Mozilla Public License 2.0

50 stars 13 forks source link

How to decode h264 encoded images #114

Open michele-colombo opened 3 days ago

michele-colombo commented 3 days ago

Hi, I see you added support for publishing h264 encoded images from a streaming camera of the drone. From what I see, by setting decoded_output to 0 when calling the camera setup streaming service, you should obtain a topic of type sensor_msgs/Image where the field encoding is "h264". My question is: how do I decode this stream of messages in a node subscribed to the topic in order to obtain back raw images? In particular I'm interested in obtaining an opencv image for each published frame. h264 seems not to be a standard encoding for sensor_msgs/Image, so I would be really glad if you could provide me with some reference or example code on the intended usage. Thank you! Michele

vicmassy commented 3 days ago

Hey @michele-colombo, you can check out the official sample code of DJI where they demonstrate how to decode a frame. From there you can pass it to a cv::Mat pretty easy.

Hope it helps :smile:

michele-colombo commented 3 days ago

Thank you so much! I will look into it. The aim, of course, is to perform decoding leveraging hardware acceleration, if available. I see there is a related issue on this topic: https://github.com/umdlife/psdk_ros2/issues/8. Do you have plans of implementing it directly in the wrapper?

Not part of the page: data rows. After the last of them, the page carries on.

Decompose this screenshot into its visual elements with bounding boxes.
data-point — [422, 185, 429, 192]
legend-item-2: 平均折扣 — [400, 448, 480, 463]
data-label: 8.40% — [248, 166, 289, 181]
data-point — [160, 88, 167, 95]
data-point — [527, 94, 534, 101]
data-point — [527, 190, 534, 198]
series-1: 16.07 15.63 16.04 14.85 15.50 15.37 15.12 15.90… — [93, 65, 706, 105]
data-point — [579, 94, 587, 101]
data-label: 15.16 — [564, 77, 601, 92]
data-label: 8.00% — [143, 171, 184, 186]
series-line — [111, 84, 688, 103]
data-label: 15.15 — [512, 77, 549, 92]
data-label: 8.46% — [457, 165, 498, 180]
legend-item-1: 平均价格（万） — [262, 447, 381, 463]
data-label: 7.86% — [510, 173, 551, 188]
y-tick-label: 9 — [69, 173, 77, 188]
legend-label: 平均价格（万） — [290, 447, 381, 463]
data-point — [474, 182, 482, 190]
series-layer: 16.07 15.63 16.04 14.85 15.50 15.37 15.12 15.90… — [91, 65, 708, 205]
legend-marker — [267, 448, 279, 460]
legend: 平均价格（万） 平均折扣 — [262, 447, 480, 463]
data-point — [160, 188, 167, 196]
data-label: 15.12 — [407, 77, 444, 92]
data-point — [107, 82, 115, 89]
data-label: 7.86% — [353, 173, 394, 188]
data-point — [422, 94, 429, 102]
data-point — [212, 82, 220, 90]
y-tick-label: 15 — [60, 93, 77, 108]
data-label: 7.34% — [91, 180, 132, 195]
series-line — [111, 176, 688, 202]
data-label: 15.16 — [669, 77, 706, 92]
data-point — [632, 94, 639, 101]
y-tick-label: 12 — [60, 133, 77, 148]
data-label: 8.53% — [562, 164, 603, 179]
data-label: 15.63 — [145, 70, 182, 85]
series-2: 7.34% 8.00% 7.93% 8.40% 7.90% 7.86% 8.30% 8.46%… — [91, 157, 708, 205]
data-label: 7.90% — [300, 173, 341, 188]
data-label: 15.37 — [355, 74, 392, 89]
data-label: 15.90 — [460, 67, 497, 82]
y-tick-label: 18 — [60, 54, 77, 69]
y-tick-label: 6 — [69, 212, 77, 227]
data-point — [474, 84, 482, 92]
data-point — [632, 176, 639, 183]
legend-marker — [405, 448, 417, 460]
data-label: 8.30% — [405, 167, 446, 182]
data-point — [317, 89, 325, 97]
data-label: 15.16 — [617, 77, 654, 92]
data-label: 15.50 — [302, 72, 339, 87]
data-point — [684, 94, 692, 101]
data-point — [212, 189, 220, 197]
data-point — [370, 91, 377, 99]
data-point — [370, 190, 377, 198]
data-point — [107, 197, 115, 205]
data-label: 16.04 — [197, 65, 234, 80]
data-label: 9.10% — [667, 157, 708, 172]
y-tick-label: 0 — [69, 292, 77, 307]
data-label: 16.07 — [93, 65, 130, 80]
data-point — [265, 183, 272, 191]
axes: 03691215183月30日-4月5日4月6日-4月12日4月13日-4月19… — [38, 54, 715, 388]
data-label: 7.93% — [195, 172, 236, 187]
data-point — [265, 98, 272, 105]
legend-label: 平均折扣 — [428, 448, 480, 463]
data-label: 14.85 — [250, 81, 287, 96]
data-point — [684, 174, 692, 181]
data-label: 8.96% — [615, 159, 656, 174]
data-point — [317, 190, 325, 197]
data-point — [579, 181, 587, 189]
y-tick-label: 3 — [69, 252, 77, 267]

vicmassy commented 3 days ago

So natively DJI provides you with the image hardware encoded from the payload camera (i.e. H20). From there you can decode it with any resource you may have. For instance if you have an embedded computer with a GPU you could try to decode it leveraging that. Otherwise you can simply query the stream decoded already and it will be decoded with the CPU just as DJI shows in the sample and sent over ROS2 topic as raw.

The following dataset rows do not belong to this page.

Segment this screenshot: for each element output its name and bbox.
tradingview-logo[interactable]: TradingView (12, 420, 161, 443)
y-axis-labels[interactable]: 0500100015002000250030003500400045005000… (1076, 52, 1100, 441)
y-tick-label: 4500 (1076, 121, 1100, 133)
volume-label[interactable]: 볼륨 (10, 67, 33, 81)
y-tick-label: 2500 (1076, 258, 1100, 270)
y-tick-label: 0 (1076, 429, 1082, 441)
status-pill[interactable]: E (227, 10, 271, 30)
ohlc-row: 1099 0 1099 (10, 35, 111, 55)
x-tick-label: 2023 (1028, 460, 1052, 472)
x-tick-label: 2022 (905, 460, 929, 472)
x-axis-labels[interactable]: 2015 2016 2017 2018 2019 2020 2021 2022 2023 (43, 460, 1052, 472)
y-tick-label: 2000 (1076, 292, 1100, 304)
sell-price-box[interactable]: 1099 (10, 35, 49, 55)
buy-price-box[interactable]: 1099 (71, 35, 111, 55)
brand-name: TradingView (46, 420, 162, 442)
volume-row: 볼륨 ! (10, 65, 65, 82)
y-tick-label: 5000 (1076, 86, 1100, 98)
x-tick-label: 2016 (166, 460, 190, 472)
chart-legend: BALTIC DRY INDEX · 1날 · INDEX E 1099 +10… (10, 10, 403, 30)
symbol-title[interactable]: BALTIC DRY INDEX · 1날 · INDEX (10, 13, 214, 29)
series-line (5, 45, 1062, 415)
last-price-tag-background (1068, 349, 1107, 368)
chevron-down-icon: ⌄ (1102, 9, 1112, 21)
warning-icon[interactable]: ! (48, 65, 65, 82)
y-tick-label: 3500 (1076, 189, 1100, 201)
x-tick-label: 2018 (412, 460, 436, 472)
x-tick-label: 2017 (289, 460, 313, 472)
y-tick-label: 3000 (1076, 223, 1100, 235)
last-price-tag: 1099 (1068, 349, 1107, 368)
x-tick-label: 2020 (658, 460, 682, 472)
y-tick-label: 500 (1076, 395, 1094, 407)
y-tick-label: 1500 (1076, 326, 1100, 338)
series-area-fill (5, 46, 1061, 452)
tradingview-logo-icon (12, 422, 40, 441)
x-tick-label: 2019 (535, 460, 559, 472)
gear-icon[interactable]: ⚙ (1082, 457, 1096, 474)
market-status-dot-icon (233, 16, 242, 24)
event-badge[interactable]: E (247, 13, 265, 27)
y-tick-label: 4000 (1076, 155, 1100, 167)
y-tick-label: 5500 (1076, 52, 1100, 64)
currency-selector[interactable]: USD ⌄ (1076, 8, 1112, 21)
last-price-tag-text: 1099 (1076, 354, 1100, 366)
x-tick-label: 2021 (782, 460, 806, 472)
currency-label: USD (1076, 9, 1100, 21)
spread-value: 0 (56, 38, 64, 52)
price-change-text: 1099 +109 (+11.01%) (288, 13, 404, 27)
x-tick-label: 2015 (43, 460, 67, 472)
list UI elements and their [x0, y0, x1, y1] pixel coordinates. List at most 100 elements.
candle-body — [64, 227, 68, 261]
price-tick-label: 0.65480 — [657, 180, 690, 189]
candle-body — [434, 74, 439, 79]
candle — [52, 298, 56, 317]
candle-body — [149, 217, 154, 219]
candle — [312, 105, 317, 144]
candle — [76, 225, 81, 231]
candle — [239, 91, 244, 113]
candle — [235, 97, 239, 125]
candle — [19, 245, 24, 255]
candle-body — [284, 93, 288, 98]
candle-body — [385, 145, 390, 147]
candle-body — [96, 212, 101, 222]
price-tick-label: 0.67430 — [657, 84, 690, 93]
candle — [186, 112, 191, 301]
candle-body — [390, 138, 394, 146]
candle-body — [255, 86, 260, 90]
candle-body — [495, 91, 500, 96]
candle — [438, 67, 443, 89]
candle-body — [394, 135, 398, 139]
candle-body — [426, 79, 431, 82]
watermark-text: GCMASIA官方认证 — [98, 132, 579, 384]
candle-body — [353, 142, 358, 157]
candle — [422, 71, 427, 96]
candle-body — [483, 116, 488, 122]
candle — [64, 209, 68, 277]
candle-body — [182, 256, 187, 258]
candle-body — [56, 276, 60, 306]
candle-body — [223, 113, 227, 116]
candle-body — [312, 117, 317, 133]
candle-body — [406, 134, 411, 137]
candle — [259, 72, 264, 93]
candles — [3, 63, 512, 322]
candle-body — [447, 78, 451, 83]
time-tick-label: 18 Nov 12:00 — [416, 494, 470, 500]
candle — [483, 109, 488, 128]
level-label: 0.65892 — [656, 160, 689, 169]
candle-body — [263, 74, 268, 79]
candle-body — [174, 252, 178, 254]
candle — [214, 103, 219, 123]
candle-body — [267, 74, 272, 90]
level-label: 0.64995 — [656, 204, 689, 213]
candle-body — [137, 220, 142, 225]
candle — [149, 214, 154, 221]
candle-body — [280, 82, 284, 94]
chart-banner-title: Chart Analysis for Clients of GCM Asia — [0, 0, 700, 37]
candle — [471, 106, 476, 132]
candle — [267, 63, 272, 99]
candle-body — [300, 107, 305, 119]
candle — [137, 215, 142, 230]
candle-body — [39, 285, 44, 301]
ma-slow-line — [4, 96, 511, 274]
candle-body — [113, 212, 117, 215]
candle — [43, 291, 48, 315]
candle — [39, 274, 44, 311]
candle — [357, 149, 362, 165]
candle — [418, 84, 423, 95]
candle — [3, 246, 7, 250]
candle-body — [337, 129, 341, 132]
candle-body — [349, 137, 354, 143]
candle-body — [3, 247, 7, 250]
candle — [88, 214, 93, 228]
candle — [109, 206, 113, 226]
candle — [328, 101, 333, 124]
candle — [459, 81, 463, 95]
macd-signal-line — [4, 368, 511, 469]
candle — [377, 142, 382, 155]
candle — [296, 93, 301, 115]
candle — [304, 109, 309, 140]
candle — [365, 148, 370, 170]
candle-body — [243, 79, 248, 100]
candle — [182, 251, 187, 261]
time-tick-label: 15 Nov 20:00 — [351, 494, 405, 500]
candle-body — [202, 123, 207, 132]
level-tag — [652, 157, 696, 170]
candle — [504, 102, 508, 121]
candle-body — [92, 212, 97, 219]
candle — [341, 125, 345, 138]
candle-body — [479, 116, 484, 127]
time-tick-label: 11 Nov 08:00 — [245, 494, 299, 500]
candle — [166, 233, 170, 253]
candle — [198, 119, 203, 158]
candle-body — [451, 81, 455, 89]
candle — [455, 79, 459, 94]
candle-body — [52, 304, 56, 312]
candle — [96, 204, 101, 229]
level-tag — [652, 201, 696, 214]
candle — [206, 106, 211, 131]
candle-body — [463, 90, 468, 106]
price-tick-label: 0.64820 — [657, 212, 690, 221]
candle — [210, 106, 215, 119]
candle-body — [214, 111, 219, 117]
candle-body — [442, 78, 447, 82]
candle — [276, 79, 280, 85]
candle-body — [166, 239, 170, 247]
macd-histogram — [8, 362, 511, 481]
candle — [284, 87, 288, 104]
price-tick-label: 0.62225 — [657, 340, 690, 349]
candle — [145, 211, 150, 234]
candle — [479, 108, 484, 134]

As of now, the functionality to decode it with GPU from the wrapper itself is not planned if that's what you meant. But we welcome contributions if you would like to work on this.

michele-colombo commented 3 days ago

Thanks again. Yeah, I tried querying the decoded stream, but this brings the CPU to almost full load immediately. If I produce some working code in the next weeks I'll get back to you.